Understandably, the price of a burger is low on most Lebanese’s list of concerns. But, at Hamra’s McDonald’s, restaurant manager Dana nibbled on a box of fries and explained how the crisis had impacted her and her employees.

“There is no fuel, no electricity in the house,” Dana explained. “These are the minimum requirements for living like a normal person.”

This month, fuel shortages have amplified the chaos. Endless lines of cars waiting to buy gasoline clog city centers and create mile-long traffic jams along highways. Queues last for hours, fights break out, sometimes with deadly consequences.

The hoarding of this now scarce commodity has also produced equally disastrous results. Two weeks ago, a tanker truck containing illegally hidden fuel exploded after being seized by the Lebanese Armed Forces. The explosion killed at least 28 people and injured many more.

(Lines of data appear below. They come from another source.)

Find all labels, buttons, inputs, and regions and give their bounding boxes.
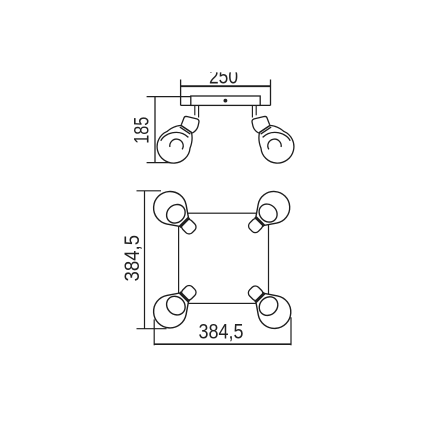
svg-text:384,5: 384,5 xyxy=(199,321,244,344)
svg-text:185: 185 xyxy=(130,117,153,144)
svg-text:384,5: 384,5 xyxy=(121,235,144,282)
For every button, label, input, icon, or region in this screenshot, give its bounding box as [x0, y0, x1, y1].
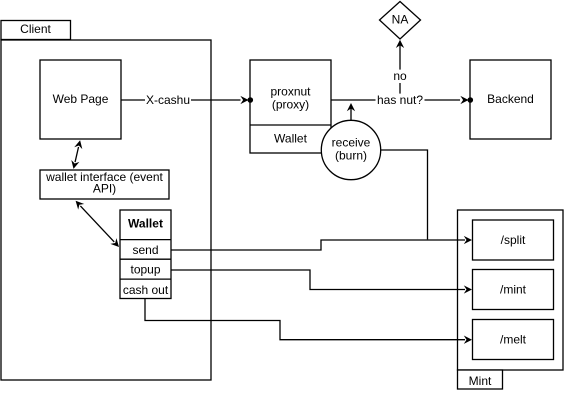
box /mint [473, 270, 554, 310]
wire send to /split [171, 236, 472, 250]
wire cash out to /melt [145, 299, 472, 344]
wire has nut?: proxnut to Backend [331, 96, 473, 104]
label has nut? [376, 93, 425, 107]
wire no: has-nut line up to NA [396, 40, 404, 100]
svg-text:receive: receive [332, 135, 371, 149]
svg-text:NA: NA [392, 13, 409, 27]
wire wallet interface to Wallet list (bidirectional) [76, 201, 119, 247]
svg-text:X-cashu: X-cashu [146, 93, 190, 107]
svg-text:/melt: /melt [500, 333, 527, 347]
svg-text:/split: /split [501, 233, 526, 247]
svg-text:(burn): (burn) [335, 148, 367, 162]
box proxnut (proxy) / Wallet [250, 60, 331, 153]
wire X-cashu: Web Page to proxnut [121, 96, 253, 104]
box /split [473, 220, 554, 260]
svg-text:Mint: Mint [469, 374, 492, 388]
wire receive to has-nut line [347, 103, 355, 121]
wire receive to split line [381, 150, 428, 239]
svg-text:send: send [132, 243, 158, 257]
label no [393, 69, 408, 83]
decision diamond NA [380, 2, 421, 40]
container Mint [458, 210, 564, 389]
svg-text:cash out: cash out [123, 283, 169, 297]
box wallet interface (event API) [40, 170, 169, 199]
box Backend [470, 60, 551, 139]
box Web Page [40, 60, 121, 139]
svg-text:Client: Client [20, 22, 51, 36]
svg-text:has nut?: has nut? [377, 93, 423, 107]
svg-text:Backend: Backend [487, 92, 534, 106]
circle receive (burn) [321, 120, 380, 179]
box /melt [473, 320, 554, 360]
svg-text:no: no [393, 69, 407, 83]
container Client [1, 21, 211, 381]
svg-text:API): API) [93, 182, 116, 196]
list Wallet (send / topup / cash out) [120, 210, 171, 299]
svg-text:Web Page: Web Page [53, 92, 109, 106]
wire Web Page to wallet interface (bidirectional) [71, 140, 82, 169]
label X-cashu [145, 93, 191, 107]
svg-text:Wallet: Wallet [274, 132, 308, 146]
svg-text:(proxy): (proxy) [272, 98, 309, 112]
svg-text:/mint: /mint [500, 283, 527, 297]
svg-text:proxnut: proxnut [270, 85, 311, 99]
svg-text:Wallet: Wallet [128, 217, 163, 231]
wire topup to /mint [171, 270, 472, 294]
svg-text:topup: topup [130, 263, 160, 277]
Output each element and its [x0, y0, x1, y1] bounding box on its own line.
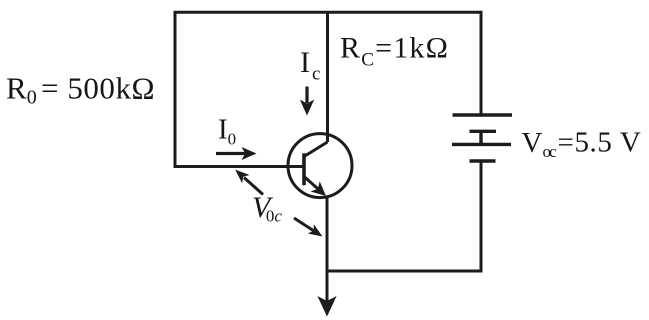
wire right lower (battery to bottom rail) — [327, 161, 481, 271]
current arrow Ic — [305, 87, 308, 104]
transistor Q1 emitter lead — [304, 177, 319, 190]
svg-text:RC=1kΩ: RC=1kΩ — [340, 32, 449, 71]
transistor Q1 base bar — [302, 153, 306, 185]
svg-text:I0: I0 — [218, 114, 236, 149]
V0c arrow to base wire (up-left) — [244, 178, 263, 195]
wire emitter vertical — [326, 197, 329, 302]
wire top rail — [175, 12, 481, 166]
battery V1 long plate (cell 2 +) — [452, 143, 511, 146]
transistor Q1 collector lead — [304, 142, 328, 157]
V0c arrow to emitter wire (down-right) — [294, 218, 314, 231]
wire right upper (top rail to battery) — [480, 11, 483, 115]
wire base (left horizontal into transistor base) — [174, 165, 304, 168]
wire collector vertical — [326, 12, 329, 142]
svg-text:R0 = 500kΩ: R0 = 500kΩ — [6, 71, 155, 109]
battery V1 long plate (cell 1 +) — [453, 113, 513, 116]
transistor emitter arrowhead — [311, 181, 326, 196]
transistor Q1 body circle — [288, 134, 352, 198]
svg-text:V0c: V0c — [252, 191, 282, 226]
current arrow I0 — [216, 152, 245, 155]
battery V1 short plate (cell 2 -) — [470, 159, 496, 162]
battery V1 short plate (cell 1 -) — [470, 130, 497, 133]
battery V1 inner link wire — [479, 131, 482, 144]
transistor Q1 (NPN) — [288, 134, 352, 198]
output ground arrow (bottom) — [317, 296, 336, 317]
svg-text:Ic: Ic — [300, 46, 320, 85]
svg-text:Voc=5.5 V: Voc=5.5 V — [522, 127, 642, 162]
battery V1 — [452, 115, 512, 161]
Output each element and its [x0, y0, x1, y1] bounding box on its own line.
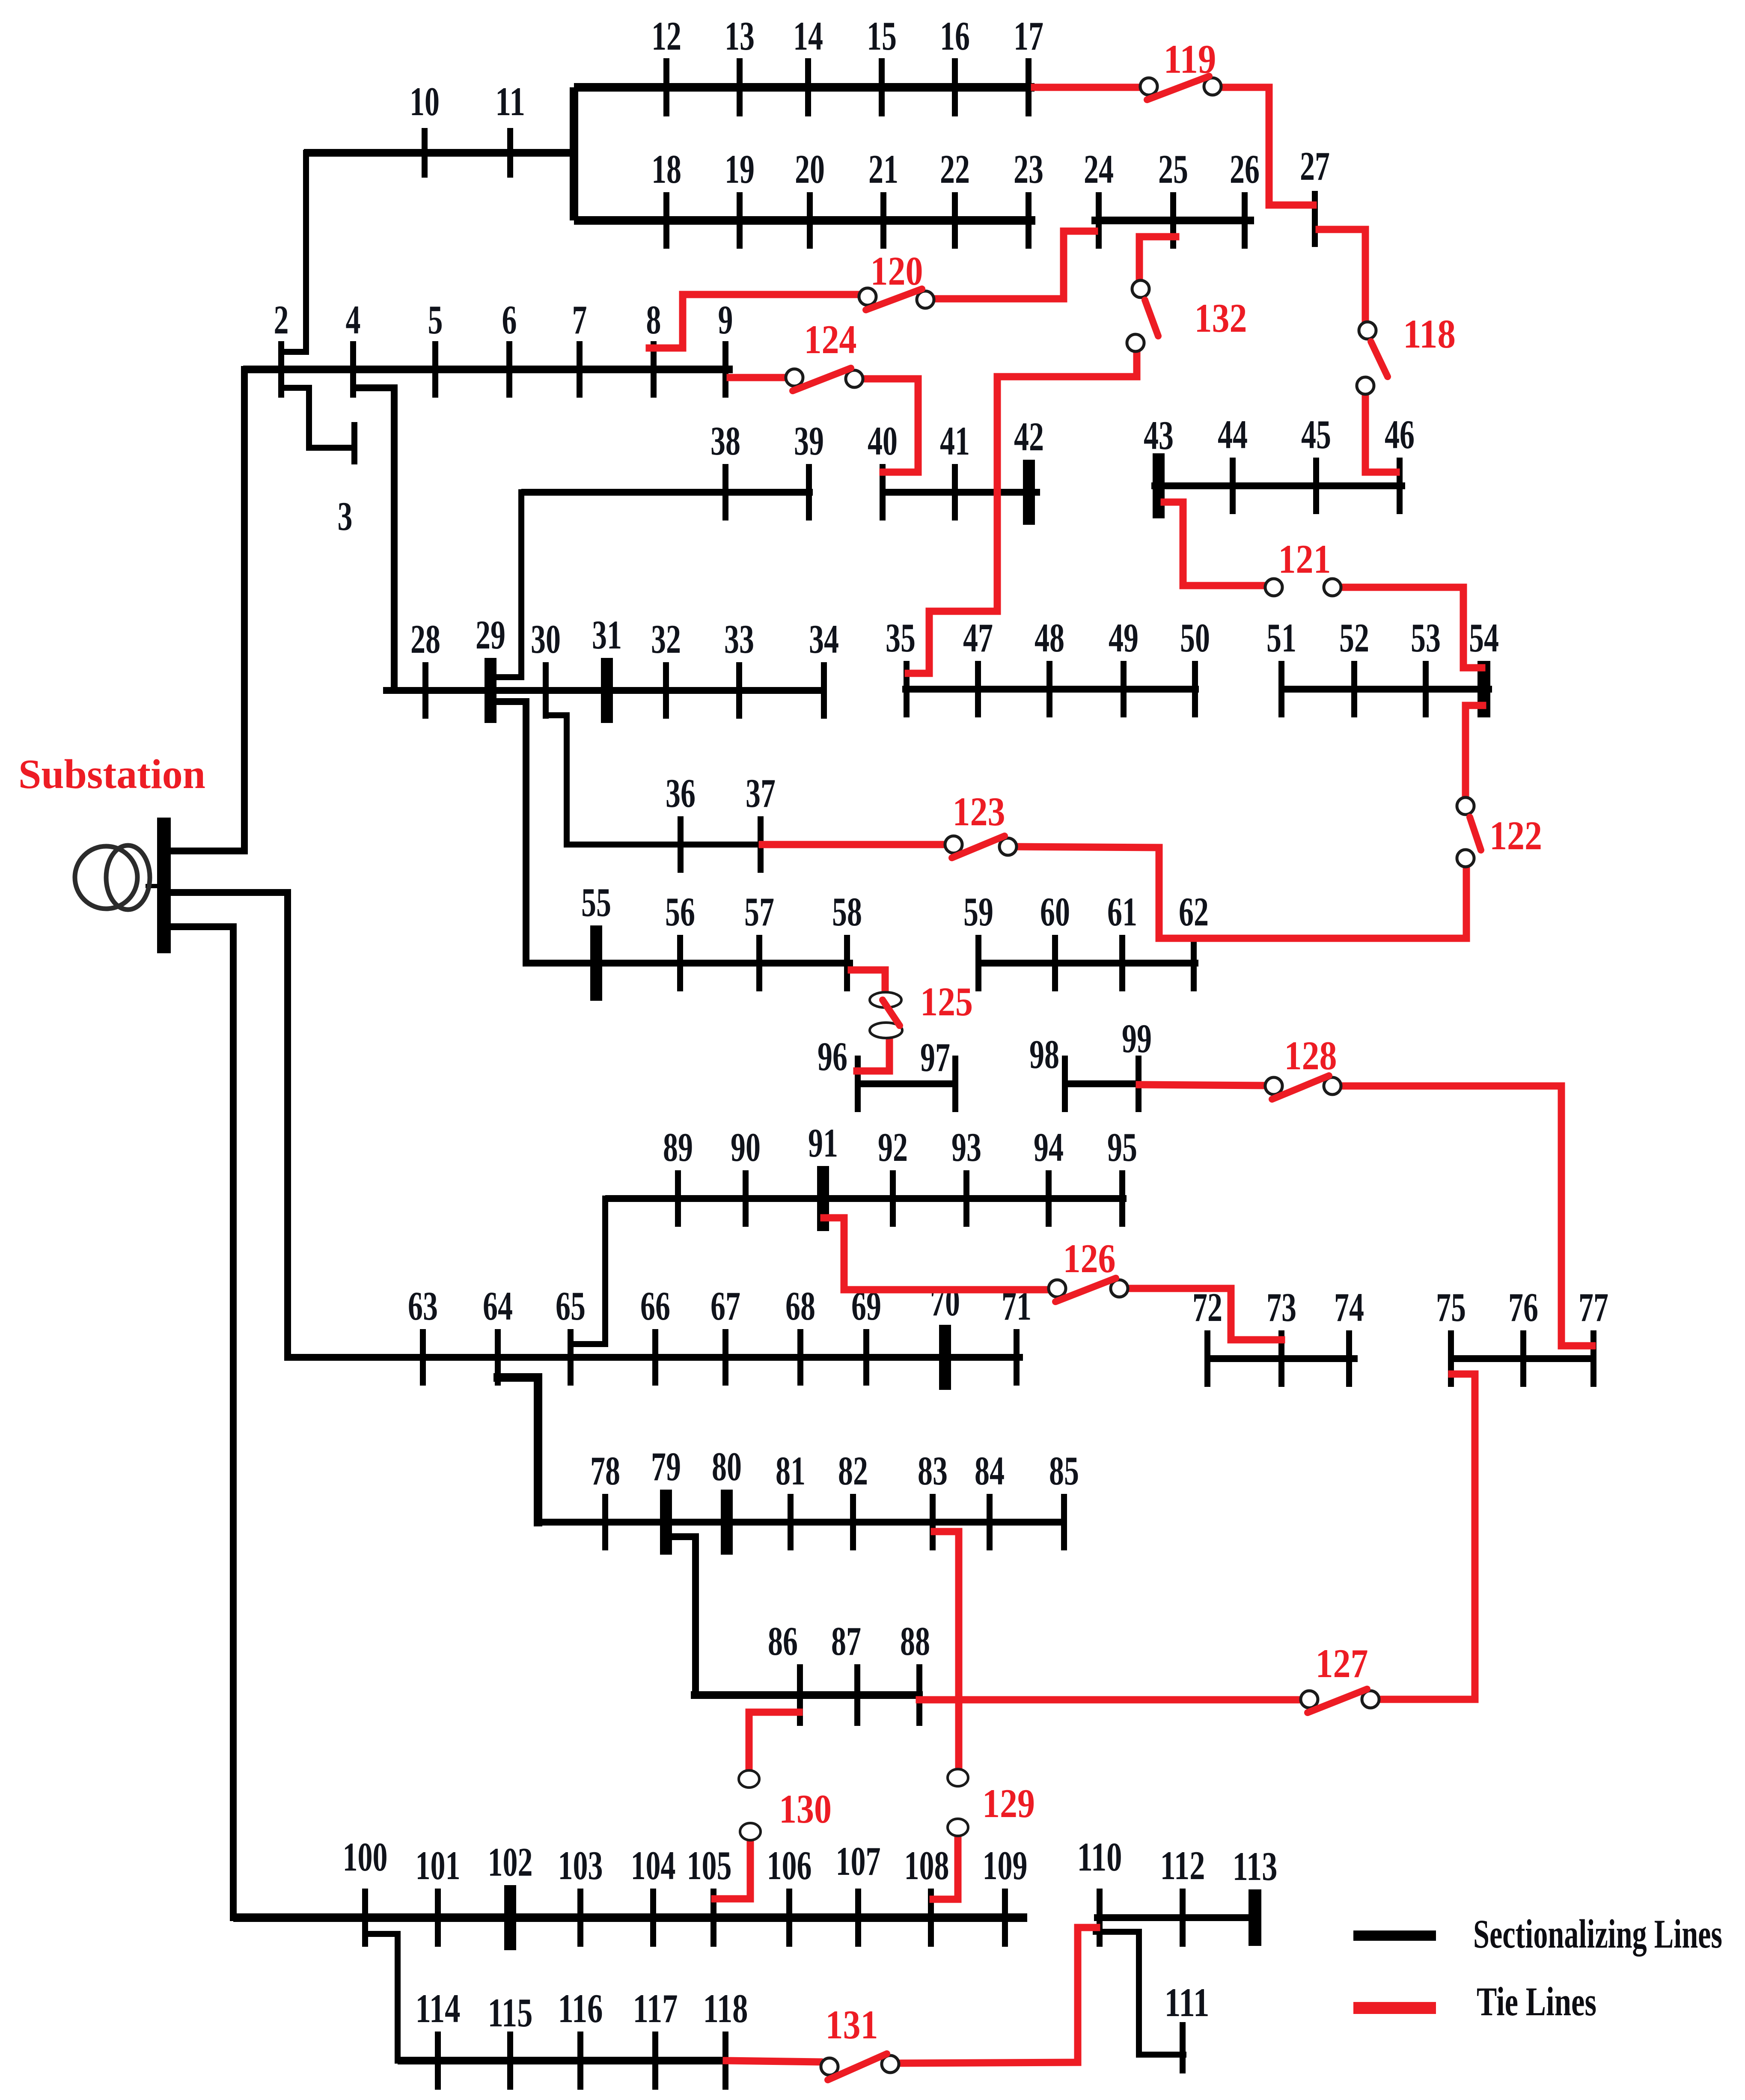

But the problem is far from being resolved. Attempts by Lebanese authorities to manage shortages by removing fuel subsidies can lead to huge price hikes, pushing those who depend on oil for their livelihoods into increasing precariousness.

Ashes of BeirutOne year after the port explosionLebanon is on its deathbed

It’s not just the country’s cars that depend on depleted resources. The corrupt and incompetent public electricity supplier has long been unable to provide adequate electrical coverage in the country, which means most people depend on fuel-powered generators to power their homes and businesses. As fuel runs out or the price rises, long outages become the norm. This is particularly troubling for hospitals, which now have to ration electricity while dealing with a multitude of coronavirus patients and a workforce seeking to migrate where possible.

Dana tells me that coming to work at McDonald’s is a relief. The restaurant is one of the few places in town with a stable enough power supply to run the air conditioning.

“In Lebanon, it’s impossible to think about the future, we just can’t, we live from hand to mouth,” she says sadly before returning to finish her shift.

The cheapest Big Mac in the world tasted the same as anywhere else. Both patties have the texture and appearance of wet cardboard. Always delicious.

While the government-imposed wheat subsidies may have deflated the cost of hamburger buns slightly, its unusually low cost is just another small sign reflecting a much larger disaster of economic and political mismanagement in Lebanon.

Outside is a fleet of mopeds, ready to fly the “McDeliveries” over the city. Haidar Mahmood sits perched on one of them, keeping an eye on the hatch where orders are passed to the waiting drivers.

He has been working as a rider for over a year and knows full well that he delivers the cheapest burgers in the world. His salary, paid in pounds sterling, fluctuated with the exchange rate, meaning that some months he receives the equivalent of $ 30, while others could approach $ 70.

“It’s still around $ 50,” he said with a big smile, not letting the mention of the economic uncertainty dampen his mood.

It is a reminder that while “burgernomics” can be a useful gadget for spotting economic crises, it tells us nothing about the real impacts of such events. In Lebanon, these are most clearly felt not in the price of a Big Mac, but in the daily struggles and uncertainties that result from a fragile economic situation that, for the most part, people like Haidar Mahmood and Dana had no part to orchestrate.

I asked Haidar if he was positive for the future. He shrugged, still smiling.

“We are working to be able to eat,” he said. “I don’t think much else.